Melting of Néel skyrmion lattice

Melting of a particle lattice in two dimensional systems substantially differs from the one in three dimensions. The most prominent theory of the lattice melting in 2D, formulated by Kosterlitz, Thouless, Halperin, Nelson, and Young (KTHNY), describes the solid-liquid phase transition as a two-step process, where the solid phase turns into the liquid via the hexatic phase. The microscopic nature of this process lies in the excitation and unbinding of topological defects in the 2D lattice. The KTHNY melting scenario has been observed in number of 2D physical systems. Here, we theoretically analyze the melting process of a Néel skyrmion lattice by means of numerical simulations using a model of lacunar spinel ${\mathrm{GaV}}_4{\mathrm{S}}_8$ hosting hexagonal skyrmion lattice at low temperatures. We show that topological defects are excited in such skyrmion lattice causing its melting via the hexatic phase in agreement with the KTHNY theory.

Figure 1

Hexagonal 2D lattice and definition of the angle ${\theta }_{nm}$ of a bond connecting two neighboring lattice points, $n$ and $m$, with respect to a fixed vector (in blue).

Figure 2

Skyrmion configurations at low temperatures $T\to 0\mathrm{K}$ calculated for different values of the applied magnetic field $B$. Figures show map of the magnetization $z$ component in a $(200\times 200)a^2$ sized square fragment of the simulated lattice, where $a$ is the lattice constant.

Figure 3

Translational correlation functions calculated with applied magnetic field $B=1.2\mathrm{T}$ at different temperatures $T$. For comparison, the dashed line is the critical translational correlation decay given by $G\left(r\right)\propto r^{-1/3}$.

Figure 4

Normalized diffuse scattering intensity calculated for the skyrmion systems at applied magnetic field $B=1.2\mathrm{T}$ and temperatures (a) $2\mathrm{K}$, (b) $3.01\mathrm{K}$, (c) $3.03\mathrm{K}$, and (d) $4\mathrm{K}$.

Figure 5

Global orientational order parameter as a function of temperature calculated for different values of the applied magnetic field.

Figure 6

Orientational correlation functions calculated for applied magnetic field $B=1.2\mathrm{T}$ for different temperatures $T$. The grey points are the calculated correlation functions while the color lines are the fits of their local maxima to power-law (for temperatures $2.0-3.03\mathrm{K}$) or exponential (for temperatures $3.2-4.0\mathrm{K}$) function.
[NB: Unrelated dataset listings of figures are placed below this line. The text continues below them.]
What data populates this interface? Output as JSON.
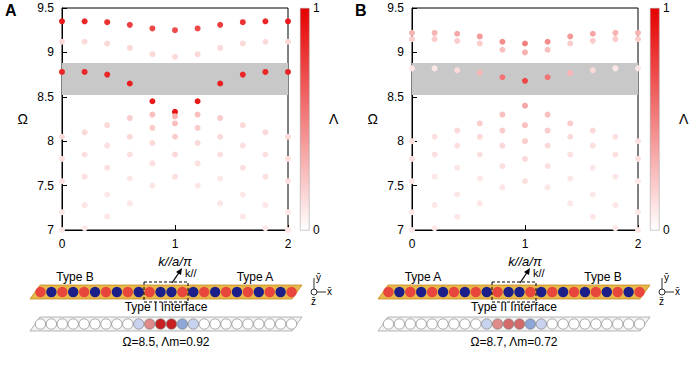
{
  "chart_data": [
    {
      "type": "scatter",
      "title": "A",
      "xlabel": "k//a/π",
      "ylabel": "Ω",
      "xlim": [
        0,
        2
      ],
      "xticks": [
        0,
        1,
        2
      ],
      "ylim": [
        7,
        9.5
      ],
      "yticks": [
        7,
        7.5,
        8,
        8.5,
        9,
        9.5
      ],
      "band_gap": [
        8.52,
        8.88
      ],
      "colorbar": {
        "label": "Λ",
        "range": [
          0,
          1
        ],
        "ticks": [
          0,
          1
        ]
      },
      "bands": [
        [
          [
            0,
            9.35,
            0.9
          ],
          [
            0.2,
            9.35,
            0.85
          ],
          [
            0.4,
            9.34,
            0.8
          ],
          [
            0.6,
            9.31,
            0.75
          ],
          [
            0.8,
            9.27,
            0.72
          ],
          [
            1,
            9.25,
            0.7
          ],
          [
            1.2,
            9.27,
            0.72
          ],
          [
            1.4,
            9.31,
            0.75
          ],
          [
            1.6,
            9.34,
            0.8
          ],
          [
            1.8,
            9.35,
            0.85
          ],
          [
            2,
            9.35,
            0.9
          ]
        ],
        [
          [
            0,
            8.78,
            0.85
          ],
          [
            0.2,
            8.78,
            0.85
          ],
          [
            0.4,
            8.75,
            0.85
          ],
          [
            0.6,
            8.65,
            0.88
          ],
          [
            0.8,
            8.45,
            0.9
          ],
          [
            1,
            8.33,
            0.92
          ],
          [
            1.2,
            8.45,
            0.9
          ],
          [
            1.4,
            8.65,
            0.88
          ],
          [
            1.6,
            8.75,
            0.85
          ],
          [
            1.8,
            8.78,
            0.85
          ],
          [
            2,
            8.78,
            0.85
          ]
        ],
        [
          [
            0,
            9.12,
            0.15
          ],
          [
            0.2,
            9.12,
            0.15
          ],
          [
            0.4,
            9.1,
            0.15
          ],
          [
            0.6,
            9.05,
            0.15
          ],
          [
            0.8,
            8.98,
            0.15
          ],
          [
            1,
            8.95,
            0.15
          ],
          [
            1.2,
            8.98,
            0.15
          ],
          [
            1.4,
            9.05,
            0.15
          ],
          [
            1.6,
            9.1,
            0.15
          ],
          [
            1.8,
            9.12,
            0.15
          ],
          [
            2,
            9.12,
            0.15
          ]
        ],
        [
          [
            0,
            8.05,
            0.15
          ],
          [
            0.2,
            8.1,
            0.15
          ],
          [
            0.4,
            8.18,
            0.15
          ],
          [
            0.6,
            8.26,
            0.2
          ],
          [
            0.8,
            8.3,
            0.25
          ],
          [
            1,
            8.28,
            0.3
          ],
          [
            1.2,
            8.3,
            0.25
          ],
          [
            1.4,
            8.26,
            0.2
          ],
          [
            1.6,
            8.18,
            0.15
          ],
          [
            1.8,
            8.1,
            0.15
          ],
          [
            2,
            8.05,
            0.15
          ]
        ],
        [
          [
            0,
            7.8,
            0.12
          ],
          [
            0.2,
            7.85,
            0.12
          ],
          [
            0.4,
            7.95,
            0.12
          ],
          [
            0.6,
            8.05,
            0.15
          ],
          [
            0.8,
            8.15,
            0.2
          ],
          [
            1,
            8.2,
            0.25
          ],
          [
            1.2,
            8.15,
            0.2
          ],
          [
            1.4,
            8.05,
            0.15
          ],
          [
            1.6,
            7.95,
            0.12
          ],
          [
            1.8,
            7.85,
            0.12
          ],
          [
            2,
            7.8,
            0.12
          ]
        ],
        [
          [
            0,
            7.55,
            0.12
          ],
          [
            0.2,
            7.6,
            0.12
          ],
          [
            0.4,
            7.7,
            0.12
          ],
          [
            0.6,
            7.85,
            0.12
          ],
          [
            0.8,
            7.98,
            0.15
          ],
          [
            1,
            8.05,
            0.2
          ],
          [
            1.2,
            7.98,
            0.15
          ],
          [
            1.4,
            7.85,
            0.12
          ],
          [
            1.6,
            7.7,
            0.12
          ],
          [
            1.8,
            7.6,
            0.12
          ],
          [
            2,
            7.55,
            0.12
          ]
        ],
        [
          [
            0,
            7.2,
            0.1
          ],
          [
            0.2,
            7.28,
            0.1
          ],
          [
            0.4,
            7.4,
            0.1
          ],
          [
            0.6,
            7.58,
            0.1
          ],
          [
            0.8,
            7.75,
            0.12
          ],
          [
            1,
            7.85,
            0.15
          ],
          [
            1.2,
            7.75,
            0.12
          ],
          [
            1.4,
            7.58,
            0.1
          ],
          [
            1.6,
            7.4,
            0.1
          ],
          [
            1.8,
            7.28,
            0.1
          ],
          [
            2,
            7.2,
            0.1
          ]
        ],
        [
          [
            0,
            7.0,
            0.1
          ],
          [
            0.2,
            7.02,
            0.1
          ],
          [
            0.4,
            7.15,
            0.1
          ],
          [
            0.6,
            7.3,
            0.1
          ],
          [
            0.8,
            7.5,
            0.1
          ],
          [
            1,
            7.6,
            0.12
          ],
          [
            1.2,
            7.5,
            0.1
          ],
          [
            1.4,
            7.3,
            0.1
          ],
          [
            1.6,
            7.15,
            0.1
          ],
          [
            1.8,
            7.02,
            0.1
          ],
          [
            2,
            7.0,
            0.1
          ]
        ]
      ]
    },
    {
      "type": "scatter",
      "title": "B",
      "xlabel": "k//a/π",
      "ylabel": "Ω",
      "xlim": [
        0,
        2
      ],
      "xticks": [
        0,
        1,
        2
      ],
      "ylim": [
        7,
        9.5
      ],
      "yticks": [
        7,
        7.5,
        8,
        8.5,
        9,
        9.5
      ],
      "band_gap": [
        8.52,
        8.88
      ],
      "colorbar": {
        "label": "Λ",
        "range": [
          0,
          1
        ],
        "ticks": [
          0,
          1
        ]
      },
      "bands": [
        [
          [
            0,
            9.22,
            0.3
          ],
          [
            0.2,
            9.22,
            0.3
          ],
          [
            0.4,
            9.21,
            0.35
          ],
          [
            0.6,
            9.18,
            0.4
          ],
          [
            0.8,
            9.12,
            0.45
          ],
          [
            1,
            9.1,
            0.5
          ],
          [
            1.2,
            9.12,
            0.45
          ],
          [
            1.4,
            9.18,
            0.4
          ],
          [
            1.6,
            9.21,
            0.35
          ],
          [
            1.8,
            9.22,
            0.3
          ],
          [
            2,
            9.22,
            0.3
          ]
        ],
        [
          [
            0,
            9.15,
            0.2
          ],
          [
            0.2,
            9.15,
            0.2
          ],
          [
            0.4,
            9.13,
            0.2
          ],
          [
            0.6,
            9.1,
            0.2
          ],
          [
            0.8,
            9.03,
            0.25
          ],
          [
            1,
            9.0,
            0.3
          ],
          [
            1.2,
            9.03,
            0.25
          ],
          [
            1.4,
            9.1,
            0.2
          ],
          [
            1.6,
            9.13,
            0.2
          ],
          [
            1.8,
            9.15,
            0.2
          ],
          [
            2,
            9.15,
            0.2
          ]
        ],
        [
          [
            0,
            8.82,
            0.1
          ],
          [
            0.2,
            8.82,
            0.1
          ],
          [
            0.4,
            8.8,
            0.15
          ],
          [
            0.6,
            8.77,
            0.3
          ],
          [
            0.8,
            8.72,
            0.55
          ],
          [
            1,
            8.68,
            0.72
          ],
          [
            1.2,
            8.72,
            0.55
          ],
          [
            1.4,
            8.77,
            0.3
          ],
          [
            1.6,
            8.8,
            0.15
          ],
          [
            1.8,
            8.82,
            0.1
          ],
          [
            2,
            8.82,
            0.1
          ]
        ],
        [
          [
            0,
            8.0,
            0.12
          ],
          [
            0.2,
            8.05,
            0.12
          ],
          [
            0.4,
            8.12,
            0.15
          ],
          [
            0.6,
            8.2,
            0.2
          ],
          [
            0.8,
            8.3,
            0.25
          ],
          [
            1,
            8.4,
            0.35
          ],
          [
            1.2,
            8.3,
            0.25
          ],
          [
            1.4,
            8.2,
            0.2
          ],
          [
            1.6,
            8.12,
            0.15
          ],
          [
            1.8,
            8.05,
            0.12
          ],
          [
            2,
            8.0,
            0.12
          ]
        ],
        [
          [
            0,
            7.8,
            0.12
          ],
          [
            0.2,
            7.85,
            0.12
          ],
          [
            0.4,
            7.95,
            0.12
          ],
          [
            0.6,
            8.05,
            0.15
          ],
          [
            0.8,
            8.12,
            0.2
          ],
          [
            1,
            8.18,
            0.25
          ],
          [
            1.2,
            8.12,
            0.2
          ],
          [
            1.4,
            8.05,
            0.15
          ],
          [
            1.6,
            7.95,
            0.12
          ],
          [
            1.8,
            7.85,
            0.12
          ],
          [
            2,
            7.8,
            0.12
          ]
        ],
        [
          [
            0,
            7.55,
            0.1
          ],
          [
            0.2,
            7.6,
            0.1
          ],
          [
            0.4,
            7.7,
            0.1
          ],
          [
            0.6,
            7.85,
            0.12
          ],
          [
            0.8,
            7.95,
            0.15
          ],
          [
            1,
            8.0,
            0.2
          ],
          [
            1.2,
            7.95,
            0.15
          ],
          [
            1.4,
            7.85,
            0.12
          ],
          [
            1.6,
            7.7,
            0.1
          ],
          [
            1.8,
            7.6,
            0.1
          ],
          [
            2,
            7.55,
            0.1
          ]
        ],
        [
          [
            0,
            7.2,
            0.1
          ],
          [
            0.2,
            7.28,
            0.1
          ],
          [
            0.4,
            7.4,
            0.1
          ],
          [
            0.6,
            7.58,
            0.1
          ],
          [
            0.8,
            7.72,
            0.12
          ],
          [
            1,
            7.8,
            0.15
          ],
          [
            1.2,
            7.72,
            0.12
          ],
          [
            1.4,
            7.58,
            0.1
          ],
          [
            1.6,
            7.4,
            0.1
          ],
          [
            1.8,
            7.28,
            0.1
          ],
          [
            2,
            7.2,
            0.1
          ]
        ],
        [
          [
            0,
            7.0,
            0.1
          ],
          [
            0.2,
            7.02,
            0.1
          ],
          [
            0.4,
            7.15,
            0.1
          ],
          [
            0.6,
            7.3,
            0.1
          ],
          [
            0.8,
            7.48,
            0.1
          ],
          [
            1,
            7.55,
            0.12
          ],
          [
            1.2,
            7.48,
            0.1
          ],
          [
            1.4,
            7.3,
            0.1
          ],
          [
            1.6,
            7.15,
            0.1
          ],
          [
            1.8,
            7.02,
            0.1
          ],
          [
            2,
            7.0,
            0.1
          ]
        ]
      ]
    }
  ],
  "schematics": [
    {
      "left_label": "Type B",
      "right_label": "Type A",
      "k_label": "k//",
      "interface_label": "Type I Interface",
      "caption": "Ω=8.5, Λm=0.92",
      "axes": [
        "ȳ",
        "x̄",
        "z̄"
      ]
    },
    {
      "left_label": "Type A",
      "right_label": "Type B",
      "k_label": "k//",
      "interface_label": "Type II Interface",
      "caption": "Ω=8.7, Λm=0.72",
      "axes": [
        "ȳ",
        "x̄",
        "z̄"
      ]
    }
  ]
}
For comparison, the black dashed curve corresponds to power-law decay $\propto r^{-1/4}$.

Figure 7

(a) Parameter ${\eta }_6$ as a function of temperature for magnetic field $B=1.2\mathrm{T}$. The red solid line is a linear fit of the points in the interval $\langle 3.0,3.1\rangle$, where ${\eta }_6$ increases. The dashed line crosses the function in ${\eta }_6=1/4$. (b) The open circles show the total average number of defects in the skyrmion lattice as a function of temperature, while the full circles shows average number of isolated disclinations.

Figure 8

Finite-size scaling of the global orientational order parameter calculated in sub-blocks of size $L_{\mathrm{n}}=L/n$ for $n=1,2$, and 4 calculated for different temperatures. Temperatures and colors of the dashed lines correspond to those in Fig. 6. The black solid lines show functions with slopes $-1/4$ and $-2$.

Figure 9

Topological defects and local orientational order parameter calculated at applied magnetic field $B=1.2\mathrm{T}$ at different temperatures; [(a), (b)] $T=2\mathrm{K}$, [(c), (d)] $T=3.01\mathrm{K}$, [(e), (f)] $T=4.5\mathrm{K}$. In the first column we show connections between nearest neighboring skyrmions obtained by Delaunay triangulation. Each point of the net corresponds to one skyrmion center. Moreover, in the graph we emphasize the topological defects in the skyrmion lattice. Each orange point corresponds to a skyrmion with 7 neighbors while the blue one has just 5 neighbors. The green dots correspond to skyrmions with different numbers of neighbors than 5, 6, or 7. The second column shows the spatial distribution of the local orientational order parameter. Each disk in the plots (b), (d), and (f) corresponds to one skyrmion, its color and arrow direction are related to the argument of the complex local orientational order parameter.